Saturday, May 3, 2008

Arkansas History Lesson and Pronunciation Rant!


This is my rant for May! We have a county in Arkansas named "Cleburne" after Confederate Major General Patrick Ronayne Cleburne. He is often referred to as the "Stonewall Jackson of the West." After serving in the British Army, he emigrated from Ireland to America and settled in Arkansas in the Helena area where is he was a druggist and a highly successful property attorney. He joined the Confederacy in early 1861 and led Confederate troops in some of the bloodiest battles of the War Between the States including the Kentucky Campaign, Richmond, Perryville, Shiloh, the seige of Corinth, and at Chickamauga. He was wounded twice before being killed at the battle of Franklin on November 20, 1864.

I am not a Civil War buff, in fact, I avoid reading books or watching movies about that war because I think it is probably the most tragic war this country has ever been involved in. However, I have great grandfathers on both sides of my family who fought for the south in this war, including one who died as a prisoner of war and I cannot deny that it is part of my heritage.

However you feel about this war, General Cleburne was a good soldier, a good Arkansan, and he deserves to have his name pronounced correctly! When I was growing up in Arkansas everyone "knew" that the correct way to pronounce Cleburne County was "clay-burn." Most of us didn't know why that pronunciation was correct, or who the county was named for but we all said it correctly. Now, no matter what TV news I watch, I get "klee-burn" over and over.

General Cleburne was Irish. In Gaelic the unaccented "e" is pronounced like "a" in "clay." The accented "e" is pronounced like the "e" in "klee."

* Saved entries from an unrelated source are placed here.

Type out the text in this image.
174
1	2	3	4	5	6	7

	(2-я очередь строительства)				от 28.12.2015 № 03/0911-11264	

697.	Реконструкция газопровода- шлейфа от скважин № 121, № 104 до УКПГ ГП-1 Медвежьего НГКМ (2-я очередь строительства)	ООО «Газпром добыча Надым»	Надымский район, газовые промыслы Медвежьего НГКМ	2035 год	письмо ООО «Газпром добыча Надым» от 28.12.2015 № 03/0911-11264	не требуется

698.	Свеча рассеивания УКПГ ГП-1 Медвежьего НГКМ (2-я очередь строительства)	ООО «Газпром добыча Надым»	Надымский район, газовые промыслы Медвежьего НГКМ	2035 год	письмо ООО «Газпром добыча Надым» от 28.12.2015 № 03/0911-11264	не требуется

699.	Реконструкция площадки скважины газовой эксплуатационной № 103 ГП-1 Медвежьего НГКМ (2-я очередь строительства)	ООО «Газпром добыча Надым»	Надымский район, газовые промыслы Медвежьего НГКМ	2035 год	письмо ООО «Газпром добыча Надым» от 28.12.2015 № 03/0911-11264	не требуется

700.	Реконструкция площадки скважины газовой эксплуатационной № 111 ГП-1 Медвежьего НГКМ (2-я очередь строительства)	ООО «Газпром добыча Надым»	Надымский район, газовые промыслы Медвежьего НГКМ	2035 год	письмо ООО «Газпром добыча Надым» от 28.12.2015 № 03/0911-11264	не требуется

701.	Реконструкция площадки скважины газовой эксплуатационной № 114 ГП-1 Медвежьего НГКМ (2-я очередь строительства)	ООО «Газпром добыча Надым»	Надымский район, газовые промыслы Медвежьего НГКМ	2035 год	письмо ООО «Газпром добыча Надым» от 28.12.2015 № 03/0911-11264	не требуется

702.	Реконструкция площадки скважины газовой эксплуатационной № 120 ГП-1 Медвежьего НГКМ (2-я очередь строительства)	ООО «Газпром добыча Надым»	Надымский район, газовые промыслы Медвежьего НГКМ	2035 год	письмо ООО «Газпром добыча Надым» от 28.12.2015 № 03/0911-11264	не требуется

As a genealogist, I suspect that if you went back in the family tree of some of our Clayborne and Claiborne families, you would find an Irishman named Cleburn. The Federal Census is notorious for getting surnames wrong.

I have just vented my frustration on the local ABC station with an email explaining all the above. I doubt it will change anything, but at least I have had my say.

I will add this disclaimer. I do not and have never lived in Cleburne County, but I bet somewhere in that lovely county there are people my age who feel the same way I do.